There were a few head-scratching decisions in this game from a strategy standpoint. Auburn blew a scoring opportunity after a Marcus Lattimore fumble in Carolina territory. An end around pass was called, and the result was a sailing duck that was picked off. The Tigers passed on a chip-shot field goal to extend the 9-6 lead before the half. A crazy pass into triple coverage by safety Ryan White was picked off. Two of Auburn's 4 interceptions were on gadget plays by guys that aren't even quarterbacks.
We can complain about what's wrong with the coaching staff, but there are quite a few more things that are right! You had to love this team's attitude in this game. There was a ferocity this week.

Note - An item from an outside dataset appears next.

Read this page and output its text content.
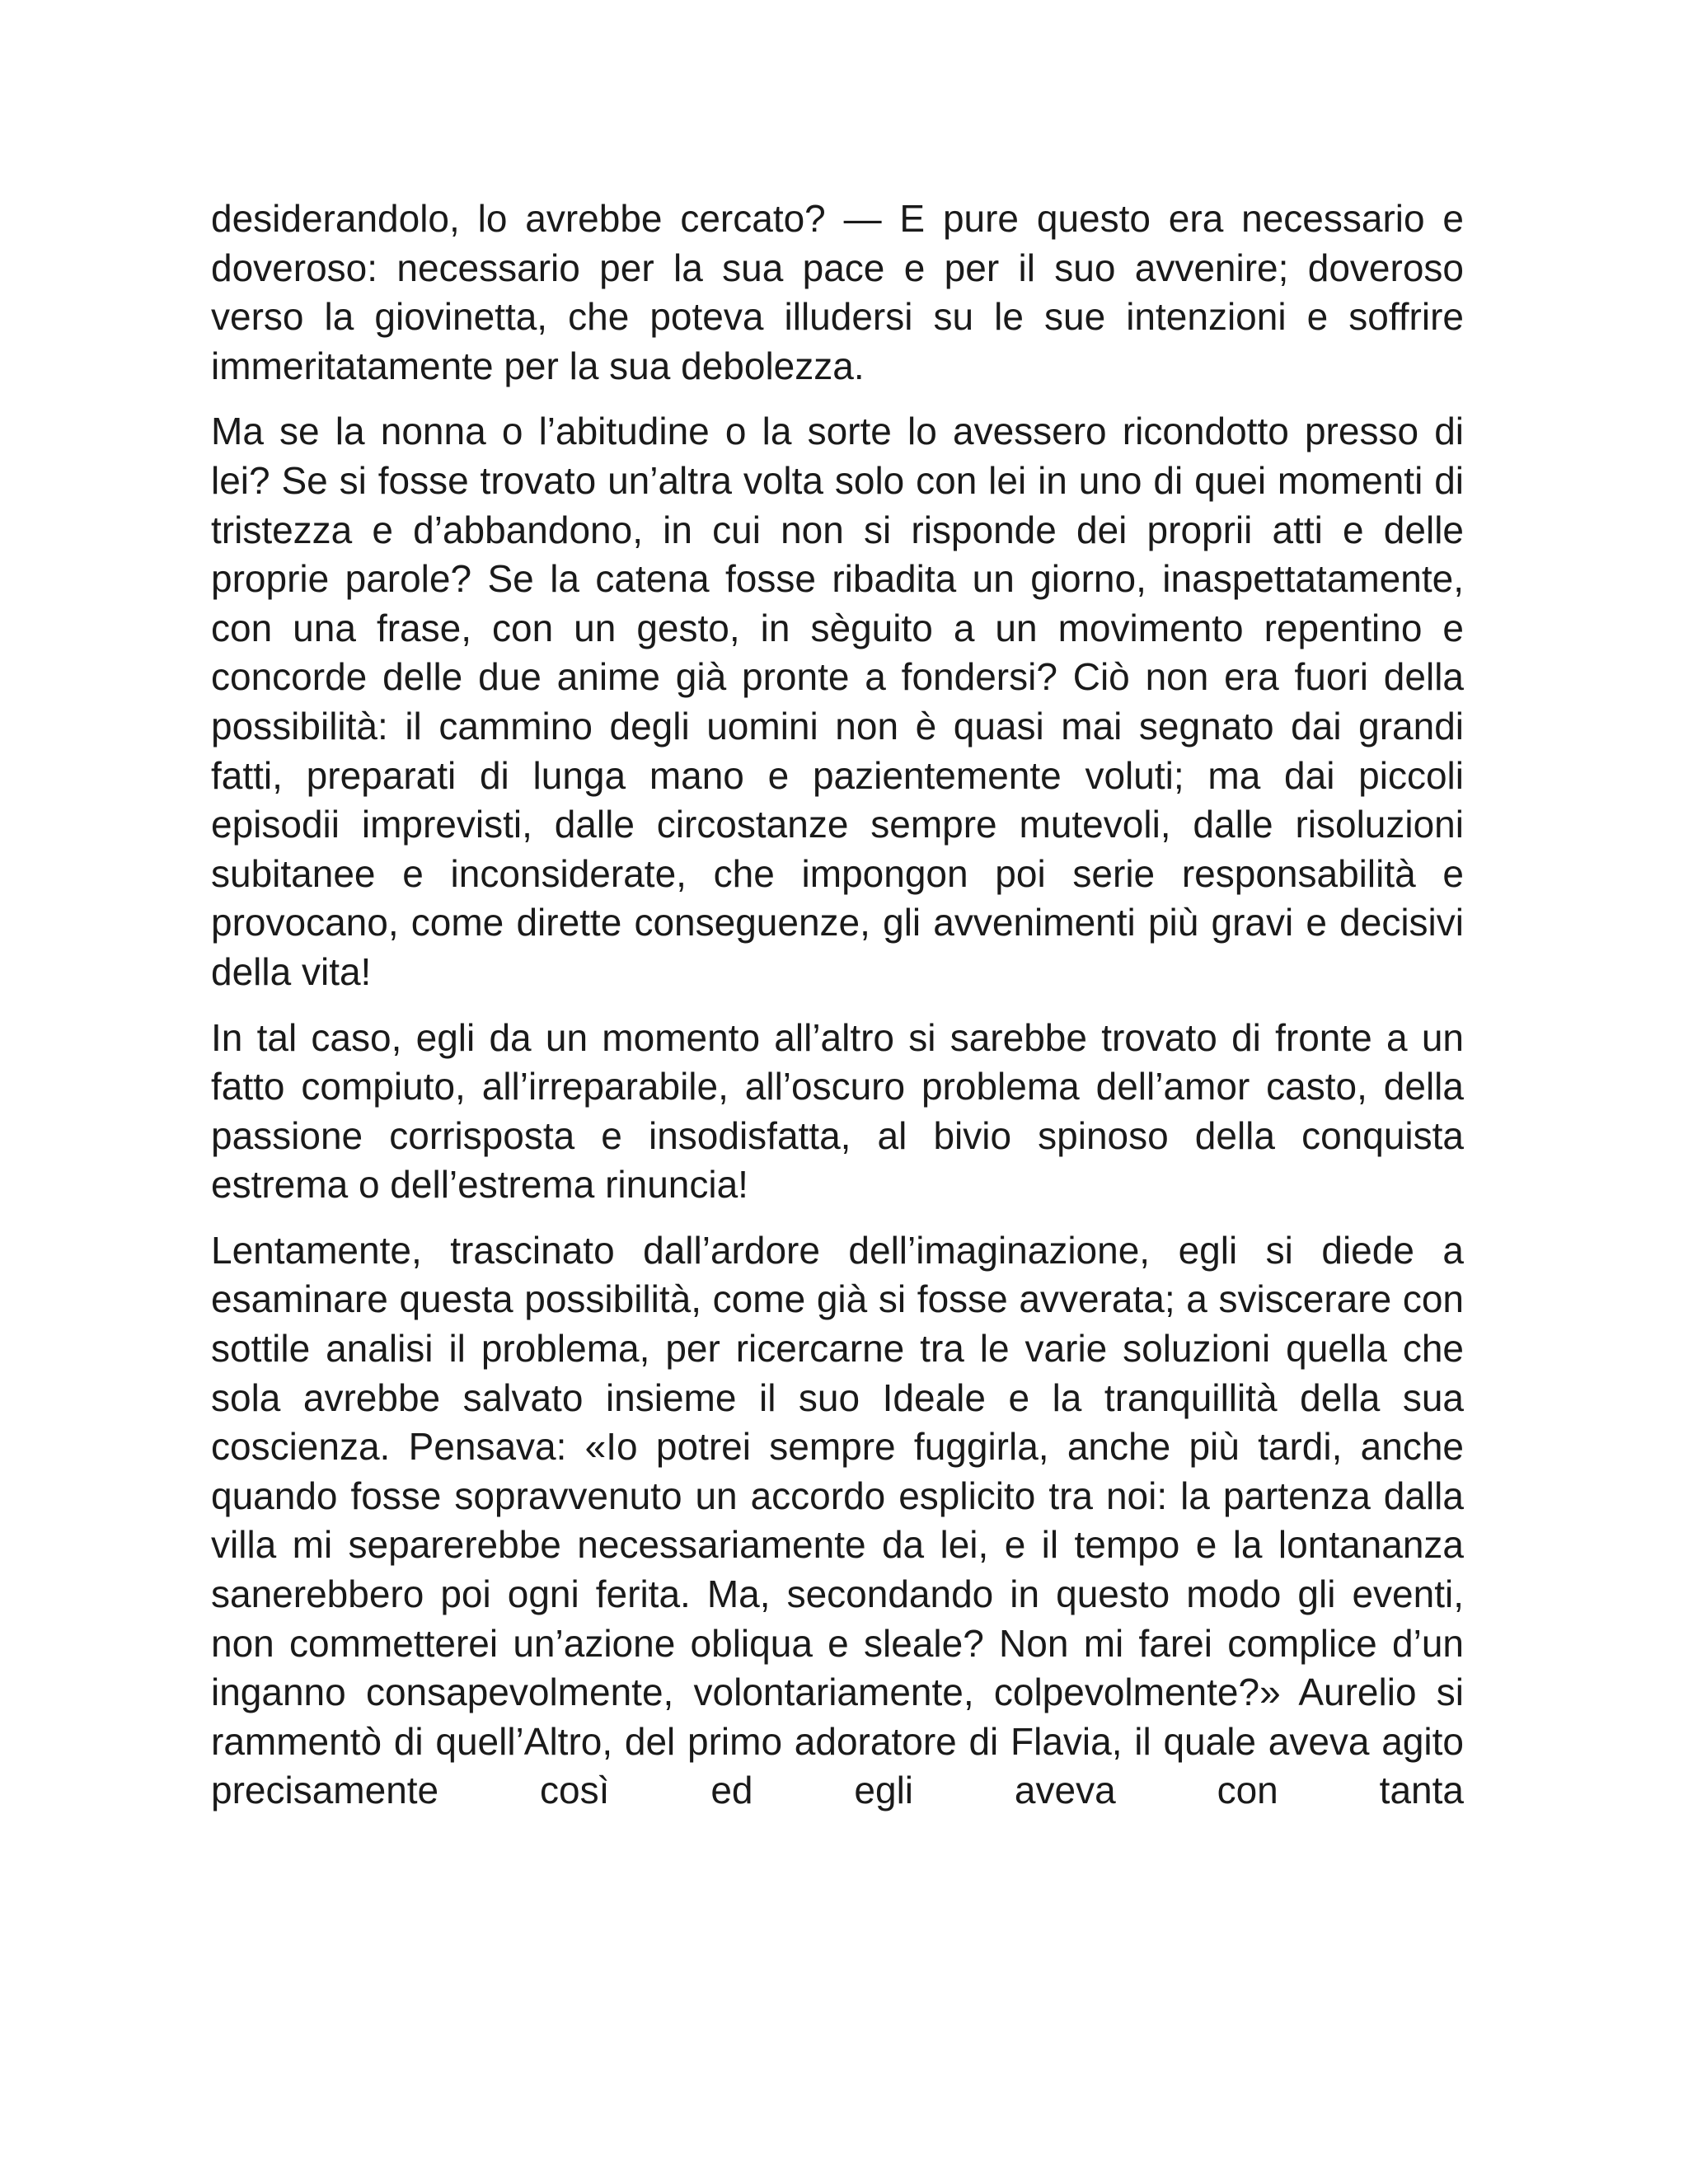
desiderandolo, lo avrebbe cercato? — E pure questo era necessario e doveroso: necessario per la sua pace e per il suo avvenire; doveroso verso la giovinetta, che poteva illudersi su le sue intenzioni e soffrire immeritatamente per la sua debolezza.

Ma se la nonna o l’abitudine o la sorte lo avessero ricondotto presso di lei? Se si fosse trovato un’altra volta solo con lei in uno di quei momenti di tristezza e d’abbandono, in cui non si risponde dei proprii atti e delle proprie parole? Se la catena fosse ribadita un giorno, inaspettatamente, con una frase, con un gesto, in sèguito a un movimento repentino e concorde delle due anime già pronte a fondersi? Ciò non era fuori della possibilità: il cammino degli uomini non è quasi mai segnato dai grandi fatti, preparati di lunga mano e pazientemente voluti; ma dai piccoli episodii imprevisti, dalle circostanze sempre mutevoli, dalle risoluzioni subitanee e inconsiderate, che impongon poi serie responsabilità e provocano, come dirette conseguenze, gli avvenimenti più gravi e decisivi della vita!

In tal caso, egli da un momento all’altro si sarebbe trovato di fronte a un fatto compiuto, all’irreparabile, all’oscuro problema dell’amor casto, della passione corrisposta e insodisfatta, al bivio spinoso della conquista estrema o dell’estrema rinuncia!

Lentamente, trascinato dall’ardore dell’imaginazione, egli si diede a esaminare questa possibilità, come già si fosse avverata; a sviscerare con sottile analisi il problema, per ricercarne tra le varie soluzioni quella che sola avrebbe salvato insieme il suo Ideale e la tranquillità della sua coscienza. Pensava: «Io potrei sempre fuggirla, anche più tardi, anche quando fosse sopravvenuto un accordo esplicito tra noi: la partenza dalla villa mi separerebbe necessariamente da lei, e il tempo e la lontananza sanerebbero poi ogni ferita. Ma, secondando in questo modo gli eventi, non commetterei un’azione obliqua e sleale? Non mi farei complice d’un inganno consapevolmente, volontariamente, colpevolmente?» Aurelio si rammentò di quell’Altro, del primo adoratore di Flavia, il quale aveva agito precisamente così ed egli aveva con tanta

These Tigers will go far if they keep that attitude. The five-man rush on defense worked wonders. We'll need that against Arkansas. The move to put Neiko Thorpe at safety was inspired. Let's see if he can cut down on Jarius Wright's big catches over the middle that won Arkansas' last game for them.
There have been a few howls this year about Gus Malzhan's play-calling. But consider this. He went up against a defending SEC division champion with a veteran, hard hitting defense. He did it with really iffy quarterbacking. Auburn ran 92 plays, racked up 358 yards, and controlled the game. I think maybe that genius tag is still deserved!
The bar gets raised this week. The trip to Fayetteville with be a tough hurdle. Most worrisome is that the Chizik/Roof defense has yet to stop the Petrino offense, or even slow it down much. Those pesky Razorbacks are averaging 43.5 points per game against Auburn defenses the past two years. This year, I think Auburn has the secondary to have a chance. I think Petrino will throw short crosses at the Auburn linebackers, and when Roof goes nickel or dime, they'll start pounding the ball on the ground. It's going to be tough to stop. Auburn's best defense will be another 67-rushes day by the offense. Can the Tigers do it? We'll find out next Saturday night!